Overall, 240 patients were randomized between 2000 and 2015 to receive consolidation with BuMel plus autologous SCT (n = 122) or VAI (n = 118) after induction with 6 courses of vincristine, ifosfamide, doxorubicin, and etoposide (VIDE) and 1 course of VAI. Patients had to be aged < 50 years with poor histologic response (≥ 10% viable cells) after VIDE or have tumor volume at diagnosis ≥ 200 mL if unresected, initially resected, or resected after radiotherapy. Patients had a median age of 17.1 years, and 78% had poor histologic response after chemotherapy alone.

Treatment Outcomes

Median follow-up was 7.8 years. In an intent-to-treat analysis, the risk of a disease event was significantly decreased in the BuMel group vs the VAI group (hazard ratio [HR] = 0.64, P = .026); event-free survival was 69.0% vs 56.7% at 3 years and 60.7% vs 47.1% at 8 years. The BuMel group had improved overall survival (HR = 0.63, P = .028); overall survival was 78.0% vs 72.2% at 3 years and 64.5% vs 55.6% at 8 years.


The BuMel group experienced significantly more severe acute toxicity than the VAI group, including significantly more gastrointestinal tract, liver, general condition, and hematologic severe adverse events and severe infections. Death occurred in two patients due to BuMel-related toxicity.
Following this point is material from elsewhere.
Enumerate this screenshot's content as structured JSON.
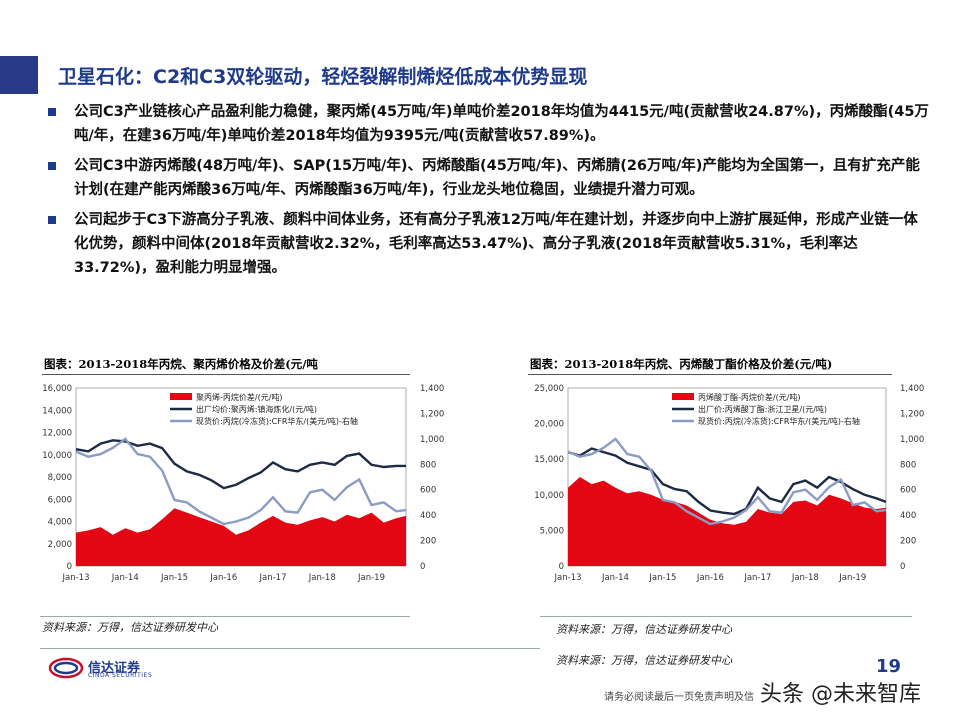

The investigators concluded, “BuMel improved [event-free survival] and [overall survival] when given after vincristine, ifosfamide, doxorubicin, and etoposide induction in localized [Ewing sarcoma] with predefined high-risk factors. For this group of patients, BuMel may be an important addition to the standard of care.”

The study was funded by multiple national and international government agencies and cancer charities.

Jeremy Whelan, MD, of the University College Hospital London, is the corresponding author of the Journal of Clinical Oncology article.

The content in this post has not been reviewed by the American Society of Clinical Oncology, Inc. (ASCO®) and does not necessarily reflect the ideas and opinions of ASCO®.